The month before my actual lying in approached, Sunny leased Spencer House, a gray-stone, many-windowed home in St. James’s, London. He took me on carriage rides and, at the doctor’s request, escorted me on walks, mostly on the grounds or in nearby Green Park, which the three-storied house overlooked.
A week before Mother was to arrive, the most ornate, gilded, and crafted cradle I had ever seen arrived from her. It had been made in Italy, sculpted with twisted sea creatures on its base. A canopy of Belgian lace was draped over it. It belonged in some Baroque palazzio in Venice, but here it was in the room next to mine, close to our new nanny’s bed, waiting, just waiting as were we all.

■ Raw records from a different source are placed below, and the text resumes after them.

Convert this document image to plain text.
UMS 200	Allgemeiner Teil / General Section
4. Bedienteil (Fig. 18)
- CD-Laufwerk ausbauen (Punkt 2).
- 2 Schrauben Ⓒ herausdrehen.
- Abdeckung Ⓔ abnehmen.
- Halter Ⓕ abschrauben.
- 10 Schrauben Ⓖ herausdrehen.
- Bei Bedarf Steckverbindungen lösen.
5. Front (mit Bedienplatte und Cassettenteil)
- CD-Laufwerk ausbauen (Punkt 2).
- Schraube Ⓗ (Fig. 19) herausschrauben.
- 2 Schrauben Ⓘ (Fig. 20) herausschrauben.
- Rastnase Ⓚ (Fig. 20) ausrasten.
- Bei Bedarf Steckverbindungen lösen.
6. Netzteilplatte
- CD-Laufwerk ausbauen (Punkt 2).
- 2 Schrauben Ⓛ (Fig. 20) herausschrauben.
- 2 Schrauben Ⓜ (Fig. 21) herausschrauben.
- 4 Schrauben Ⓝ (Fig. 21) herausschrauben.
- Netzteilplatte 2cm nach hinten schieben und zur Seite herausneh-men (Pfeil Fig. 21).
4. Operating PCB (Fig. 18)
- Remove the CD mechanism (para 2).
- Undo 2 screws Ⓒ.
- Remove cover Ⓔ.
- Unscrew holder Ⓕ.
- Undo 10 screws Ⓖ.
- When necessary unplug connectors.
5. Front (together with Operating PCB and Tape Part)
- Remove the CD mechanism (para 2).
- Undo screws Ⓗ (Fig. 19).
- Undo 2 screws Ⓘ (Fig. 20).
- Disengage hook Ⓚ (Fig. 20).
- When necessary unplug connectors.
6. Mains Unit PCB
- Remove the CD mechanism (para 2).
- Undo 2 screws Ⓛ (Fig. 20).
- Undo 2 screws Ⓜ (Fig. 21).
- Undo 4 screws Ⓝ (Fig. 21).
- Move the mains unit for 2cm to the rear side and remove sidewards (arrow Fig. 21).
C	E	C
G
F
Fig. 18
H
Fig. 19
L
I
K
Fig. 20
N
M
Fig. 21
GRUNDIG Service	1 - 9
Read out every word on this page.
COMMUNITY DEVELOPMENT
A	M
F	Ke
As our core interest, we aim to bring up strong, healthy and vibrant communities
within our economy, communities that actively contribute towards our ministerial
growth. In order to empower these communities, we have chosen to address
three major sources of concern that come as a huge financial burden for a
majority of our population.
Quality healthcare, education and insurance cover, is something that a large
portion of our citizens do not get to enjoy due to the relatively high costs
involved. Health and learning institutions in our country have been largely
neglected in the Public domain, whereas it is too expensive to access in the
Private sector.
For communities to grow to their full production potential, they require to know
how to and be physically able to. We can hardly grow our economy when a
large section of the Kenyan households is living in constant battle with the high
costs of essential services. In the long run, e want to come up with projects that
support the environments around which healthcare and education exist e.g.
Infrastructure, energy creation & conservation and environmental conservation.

Since 1897 was the celebration year for Queen Victoria’s Diamond Jubilee of sixty years on the throne, there were many London celebrations. Despite my girth, Sunny relented to let me attend the Devonshire House ball at the end of the season. I did not dance but sat with the dowagers off to the side and enjoyed the music and food. After dark, with a guard and two tall Marlborough footmen following us, we walked home through Green Park to lighted Spencer House nearby.
Our men held lanterns, the light of which snagged an occasional family group or old man as we passed. I gasped when I saw a young woman sitting right on the grass with her torn shawl wrapped partly around a baby who was wailing. It seemed as if these poor ragamuffins had emerged full blown from the grass.
“Perhaps I should have brought more men,” Sunny muttered.
“Are they ill?” I asked him. “Not homeless, I hope. Even the poorest in Oxfordshire have a place to lay their heads. Can we give them coins?”
“I am pleased to hear you
say that those near Blenheim are tended to. Sometimes,” he said, pressing my arm closer to his ribs, “I worry that you think you must do more for our local poor when that is just the way of things—here too.”
“I do want to do more. If we have to send cold, castoff food to them, if there are orphans or beaten or lonely women anywhere near the estate, if—”
“Consuelo, not now!”
“Why not now? Here we are in the heart of the city, the one you call the grandest on earth, head and heart of the British Empire, in this Jubilee year, and there are some of the queen’s people—in mid-September when the wind will soon turn cold—who—”
“Sush! Do not turn back! See, you stumbled. Are you all right?”
“I just caught my toe. And we all stumble when you and I have just come from a feast and warm, lighted rooms and laughing people, and this is but a stone’s throw away!” I swept my other hand in an arc to encompass the people huddled on the damp grass. How I wanted to go back to that woman with the baby.
He said naught else when I am sure he would have lectured me further had I not been heavy with child. It felt strange to have that power over him, to merely frown and have him inquire if I felt well, to hint I had not slept well and have him fuss.
Whether or not I soon bore an heir for the family and Blenheim or “just a girl,” I vowed to love this child. And to someday, someway, speak out for the poor.
MY MOTHER HAD a knack for pretending nothing had ever gone amiss between us, but I guess I was glad for that.
“I am pleased you like the cradle,” she said the day she arrived. I had told her twice that the gift was most kind and generous of her. “A little piece of Renaissance Italy,” she added.
“A big piece of it, I would say. A work of art.”
“I knew you would approve now that you are here with all this, including a doting husband and heir on the way.”